Est-ce qu’il y a des différences de fonctionnement entre députés européens et députés nationaux?
«Oui. Énormément. Le député européen travaille plus. Du moins, s’il fait son boulot sérieusement. C’est un travail qui est tout à fait différent. Il y a un autre rythme, une autre densité. L’environnement est également plus international. Mais le mandat a aussi perdu de son attrait en raison de la pesanteur des règles qui ont été introduites au fur et à mesure. J’y passe encore régulièrement, mais je constate que l’atmosphère n’est plus la même.
Vous faites référence aux règles de transparence. Pensez-vous que l’on soit allé trop loin dans le niveau de ces obligations au détriment du travail parlementaire?
«Qu’il y ait des gens qui essaient d’influencer les décisions politiques, ce n’est pas nouveau. Mais nous sommes passés à un niveau d’obligations qui est complètement ridicule.
Pourquoi un État ou une grande entreprise auraient-ils besoin de s’acheter une voix sur les 751 du Parlement européen? Si j’étais, disons, une entreprise de logistique, plutôt que de corrompre une personnalité politiquement exposée, j’irais voir l’échevin du port de Rotterdam ou, mieux encore, le directeur du port, qui n’est pas un politique. La corruption est là où est le pouvoir décisionnel. Cette histoire avec le Qatar est malheureuse et il y a toujours des gens avec une forte affinité pour l’argent…

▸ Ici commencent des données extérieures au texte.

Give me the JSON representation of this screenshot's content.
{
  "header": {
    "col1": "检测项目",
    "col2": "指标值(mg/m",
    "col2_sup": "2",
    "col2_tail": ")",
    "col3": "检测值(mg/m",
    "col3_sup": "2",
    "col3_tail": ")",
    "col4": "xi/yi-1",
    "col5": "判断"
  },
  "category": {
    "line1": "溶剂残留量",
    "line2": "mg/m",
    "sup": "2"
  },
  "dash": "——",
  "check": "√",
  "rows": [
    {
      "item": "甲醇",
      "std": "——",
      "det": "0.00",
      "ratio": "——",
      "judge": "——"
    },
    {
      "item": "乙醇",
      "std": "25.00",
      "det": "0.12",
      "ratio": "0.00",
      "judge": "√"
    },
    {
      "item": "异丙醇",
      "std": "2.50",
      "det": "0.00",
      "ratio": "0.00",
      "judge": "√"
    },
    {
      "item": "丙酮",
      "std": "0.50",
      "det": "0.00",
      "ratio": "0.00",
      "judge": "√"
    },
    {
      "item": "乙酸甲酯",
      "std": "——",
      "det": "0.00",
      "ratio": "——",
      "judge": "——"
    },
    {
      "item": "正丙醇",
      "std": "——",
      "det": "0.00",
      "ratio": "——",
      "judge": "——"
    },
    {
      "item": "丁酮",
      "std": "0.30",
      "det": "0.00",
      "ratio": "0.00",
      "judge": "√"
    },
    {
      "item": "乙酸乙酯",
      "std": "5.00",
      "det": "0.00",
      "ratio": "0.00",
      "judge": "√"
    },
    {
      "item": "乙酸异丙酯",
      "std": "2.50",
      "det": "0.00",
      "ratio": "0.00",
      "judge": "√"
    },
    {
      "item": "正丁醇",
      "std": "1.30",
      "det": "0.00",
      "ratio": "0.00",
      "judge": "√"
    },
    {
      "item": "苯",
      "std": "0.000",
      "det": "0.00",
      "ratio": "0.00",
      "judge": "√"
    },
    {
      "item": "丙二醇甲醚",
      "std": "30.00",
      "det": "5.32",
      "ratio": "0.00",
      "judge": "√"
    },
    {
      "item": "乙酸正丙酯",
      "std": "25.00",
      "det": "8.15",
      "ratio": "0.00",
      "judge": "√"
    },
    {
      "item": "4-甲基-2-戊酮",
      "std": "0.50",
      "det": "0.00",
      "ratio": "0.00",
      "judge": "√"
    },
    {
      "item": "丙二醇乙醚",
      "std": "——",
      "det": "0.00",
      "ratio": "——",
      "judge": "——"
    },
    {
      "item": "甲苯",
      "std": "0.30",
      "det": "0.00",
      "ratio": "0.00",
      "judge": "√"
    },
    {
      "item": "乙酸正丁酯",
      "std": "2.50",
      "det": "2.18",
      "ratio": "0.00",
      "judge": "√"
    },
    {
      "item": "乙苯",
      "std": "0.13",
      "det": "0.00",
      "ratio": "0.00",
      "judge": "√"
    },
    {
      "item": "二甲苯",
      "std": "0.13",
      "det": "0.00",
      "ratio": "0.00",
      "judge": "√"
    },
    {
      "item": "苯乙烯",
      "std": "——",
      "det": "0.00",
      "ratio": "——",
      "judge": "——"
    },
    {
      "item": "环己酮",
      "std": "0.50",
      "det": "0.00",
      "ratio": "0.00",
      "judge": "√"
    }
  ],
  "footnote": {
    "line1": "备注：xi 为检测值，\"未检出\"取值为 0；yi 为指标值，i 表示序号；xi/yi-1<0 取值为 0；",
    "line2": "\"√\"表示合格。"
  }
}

Mais si vous ajoutez aux règles du code de conduite déjà très strictes de nouvelles règles de transparence, il devient impossible de bien faire son travail. Que je ne puisse plus envoyer un message le samedi matin ou à 23 heures à mon assistant est ridicule. S’il y a un trilogue, c’est la nuit, après que Parlement, Commission et Conseil ont fini leur journée de travail, que cela se fait. On se met alors au travail et cela dure tant que cela dure… Ça tue la normalité du travail au Parlement européen. Quand je suis devenu assistant de Jacques Santer, j’étais heureux de l’être. Et quand il me demandait quelque chose, je ne me suis jamais posé la question de savoir si c’était mon devoir ou non. Je le voulais ce job, je l’ai fait et j’en ai accepté les contraintes.»